POWERFUL WANTS

Today I fell asleep while doing a nice headstand. This never happened to me before. I almost couldn’t believe it myself, but then, when one hears about people falling asleep in all sorts of positions and situations, I decided that it wasn’t a big deal after all. I usually stand on my head about half an hour, so the REM time must have been a fraction of that. I don’t think I had any significant dreams, though. If I did, I don’t remember.

What I did think however, just before and after, was the relation between being out of consciousness, as it were, and the capacity to focus. It dawned on me that in my yoga practice, which doesn’t rely on anything demanding, even though there are some people who would swear that they’ll never be able to do what I do, I often focus not on some idea of a whole experience, but parts. I decided that the only reason why I fell asleep on my head today is due to the fact that I’m an expert in fragments – or so I like to believe. Sleeping is itself one of the most fascinating fragmentary activities, as its experience relies entirely on a radical break with conscious consciousness. When you are asleep you are out of it – unless you possess some unusual mental power that enables you to think otherwise.

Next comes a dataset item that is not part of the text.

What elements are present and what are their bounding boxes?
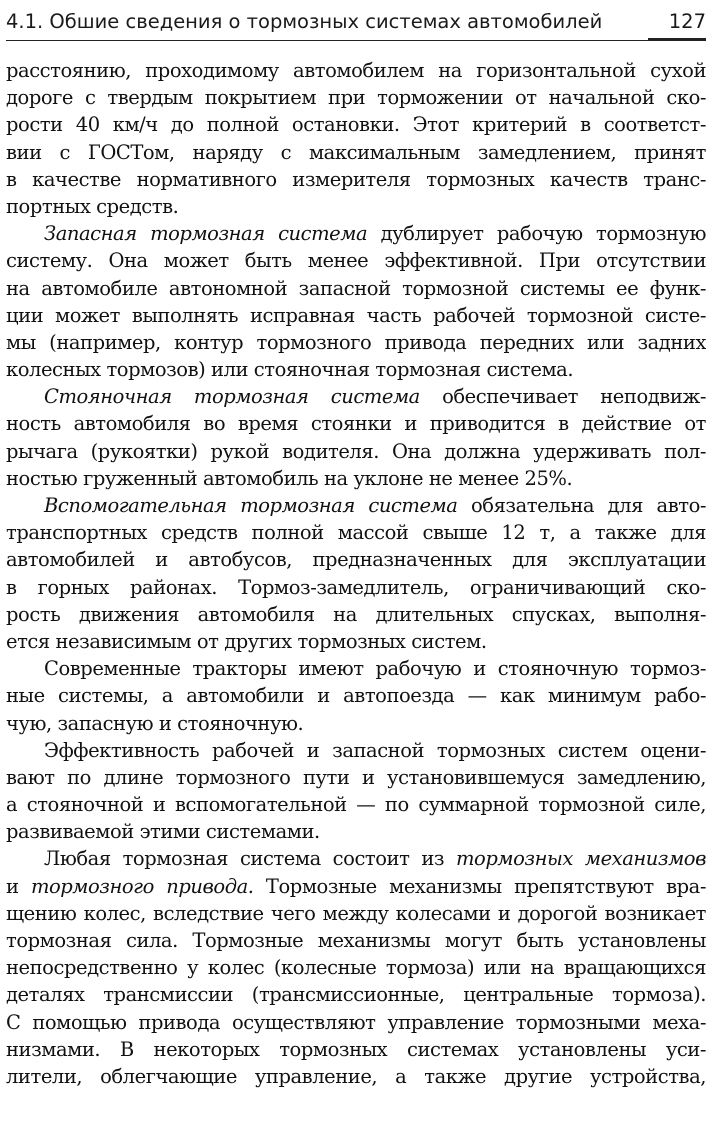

Now to the interesting part. Some of you might like to know what I was focusing on before all these dreams on their heads got their energies channeled through fragments. While listening to Bach’s cello suites, I thought of just how much some people want us, by whole not by part. The strategies they devise can be mindboggling. Particularly acts whose articulations are unambiguously invisible but whose manifestations are ambiguously visible are interesting. They are most fascinating insofar as they allow us to dissociate the agent from the thoughts that the agent provokes in us by doing nothing, saying nothing, or saying everything at once. Thought thus dissociated from its container, as it were, can be considered as full of itself as anything. As such, you approach it with reverence, as if it were a God. You pose questions to it. You know it will not answer, but you believe that it can give you a sign. For those of you ready to go to bed, but who can’t think of a question, try this one: how do we distinguish between head-thoughts and head-stands? Bach will answer that one in your dreams. Hammering thoughts with a toccata will not be the worst that can happen to your heads.